Issues

Dedicated teacher helps society understand children with special needs

Chris Ulmer from Facebook.

“Normalizing the diversity of the human condition.” Those are a few of the first words you’ll read on the website for Special Books by Special Kids.

The founder of the non-profit, Chris Ulmer, aims to share the stories of children with special needs in hopes that society will soon accept that these children, no matter their diagnosis, are normal.

No publisher would sign on to print the book Ulmer had envisioned, so he moved forward, creating a website and Facebook page. He travels to the homes of families who agree to be interviewed, and records his meeting with them, allowing them to share their stories. The children get to show the world why they should not be looked down upon or pitied.

Most of the children Ulmer works with both as a teacher and during his road trips are what he calls “neurodiverse” meaning they have neurological conditions ranging from autism to brain injury.  Each child is unique and each has something to offer the world if we can see them through Ulmer’s eyes and their own, as well.

“We call it neurodiverse because there’s many different types of brains in the world,” Ulmer said in an interview. “That’s not weird. That’s not strange. That’s just diversity. The human species is diverse.”

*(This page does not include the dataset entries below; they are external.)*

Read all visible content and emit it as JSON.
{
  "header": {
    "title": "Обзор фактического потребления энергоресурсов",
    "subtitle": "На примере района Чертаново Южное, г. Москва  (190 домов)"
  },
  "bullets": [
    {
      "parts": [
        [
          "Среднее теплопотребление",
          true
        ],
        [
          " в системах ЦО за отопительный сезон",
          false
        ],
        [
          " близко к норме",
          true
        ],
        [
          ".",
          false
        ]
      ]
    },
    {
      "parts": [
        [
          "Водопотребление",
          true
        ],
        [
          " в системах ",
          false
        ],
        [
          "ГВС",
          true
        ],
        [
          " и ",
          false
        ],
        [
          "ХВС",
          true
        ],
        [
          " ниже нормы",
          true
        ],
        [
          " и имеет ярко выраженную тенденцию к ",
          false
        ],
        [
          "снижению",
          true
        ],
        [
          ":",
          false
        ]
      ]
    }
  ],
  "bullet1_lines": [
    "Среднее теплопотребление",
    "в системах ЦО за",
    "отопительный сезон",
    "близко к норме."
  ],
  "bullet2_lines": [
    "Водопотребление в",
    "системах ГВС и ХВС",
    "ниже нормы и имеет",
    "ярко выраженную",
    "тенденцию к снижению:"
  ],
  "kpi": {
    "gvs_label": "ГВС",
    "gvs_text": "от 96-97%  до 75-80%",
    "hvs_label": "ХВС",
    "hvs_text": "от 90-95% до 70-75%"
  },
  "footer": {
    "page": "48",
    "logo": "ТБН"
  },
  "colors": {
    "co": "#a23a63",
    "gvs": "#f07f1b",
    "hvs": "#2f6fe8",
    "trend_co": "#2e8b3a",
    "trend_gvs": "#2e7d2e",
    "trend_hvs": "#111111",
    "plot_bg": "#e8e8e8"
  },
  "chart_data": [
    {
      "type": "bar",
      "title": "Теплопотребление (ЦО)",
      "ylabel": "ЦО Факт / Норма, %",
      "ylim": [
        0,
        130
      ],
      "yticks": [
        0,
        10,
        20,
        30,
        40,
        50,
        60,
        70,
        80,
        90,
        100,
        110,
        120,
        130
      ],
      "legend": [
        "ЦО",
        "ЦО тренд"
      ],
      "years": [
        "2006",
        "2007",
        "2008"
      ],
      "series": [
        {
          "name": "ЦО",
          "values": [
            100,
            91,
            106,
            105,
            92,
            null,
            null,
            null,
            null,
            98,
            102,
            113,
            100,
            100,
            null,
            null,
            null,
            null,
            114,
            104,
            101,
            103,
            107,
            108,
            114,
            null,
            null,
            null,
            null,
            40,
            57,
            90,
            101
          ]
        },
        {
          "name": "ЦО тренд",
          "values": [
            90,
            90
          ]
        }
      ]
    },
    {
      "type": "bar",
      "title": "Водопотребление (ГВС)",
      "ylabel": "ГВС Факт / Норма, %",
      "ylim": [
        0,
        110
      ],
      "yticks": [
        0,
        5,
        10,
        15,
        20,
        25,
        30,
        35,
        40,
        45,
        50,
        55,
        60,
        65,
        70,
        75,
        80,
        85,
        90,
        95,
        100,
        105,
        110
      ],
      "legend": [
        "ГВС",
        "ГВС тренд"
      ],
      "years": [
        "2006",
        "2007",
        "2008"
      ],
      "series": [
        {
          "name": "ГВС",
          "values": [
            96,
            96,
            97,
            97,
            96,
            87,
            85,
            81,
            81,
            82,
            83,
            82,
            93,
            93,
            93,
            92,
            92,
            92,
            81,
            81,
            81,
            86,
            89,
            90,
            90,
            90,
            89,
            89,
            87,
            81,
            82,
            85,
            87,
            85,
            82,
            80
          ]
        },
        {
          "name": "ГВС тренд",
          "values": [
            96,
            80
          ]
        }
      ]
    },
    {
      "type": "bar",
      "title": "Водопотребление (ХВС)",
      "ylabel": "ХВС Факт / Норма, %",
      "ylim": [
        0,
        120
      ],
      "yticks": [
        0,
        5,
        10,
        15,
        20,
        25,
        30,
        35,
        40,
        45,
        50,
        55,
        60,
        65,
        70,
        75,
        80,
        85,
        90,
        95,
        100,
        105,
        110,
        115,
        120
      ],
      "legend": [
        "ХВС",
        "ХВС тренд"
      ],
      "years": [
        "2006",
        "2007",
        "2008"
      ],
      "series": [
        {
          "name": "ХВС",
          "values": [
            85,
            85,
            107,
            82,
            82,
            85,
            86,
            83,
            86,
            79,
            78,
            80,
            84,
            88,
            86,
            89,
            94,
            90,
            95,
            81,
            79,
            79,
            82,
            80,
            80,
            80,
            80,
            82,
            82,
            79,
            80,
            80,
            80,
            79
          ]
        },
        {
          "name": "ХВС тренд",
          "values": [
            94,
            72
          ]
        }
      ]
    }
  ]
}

The unknown is scary for all of us, and when we don’t know anything about a certain condition or diagnosis, we are frightened by it. For parents, having a preborn child diagnosed with a condition is extremely scary, and they are often convinced to abort because of that fear heightened by pressure from doctors. Ulmer’s dedication to his students and other children with special needs could help parents find hope for their babies.

“I believe our society as a whole wants to learn about the special needs community,” Ulmer said. “But there’s not that safe platform. People are kind of hesitant to ask questions and learn. Because they’re afraid they might offend somebody. I want to create that platform where it’s a safe space. You can go and actually see and learn what it’s like to have a diagnosis.”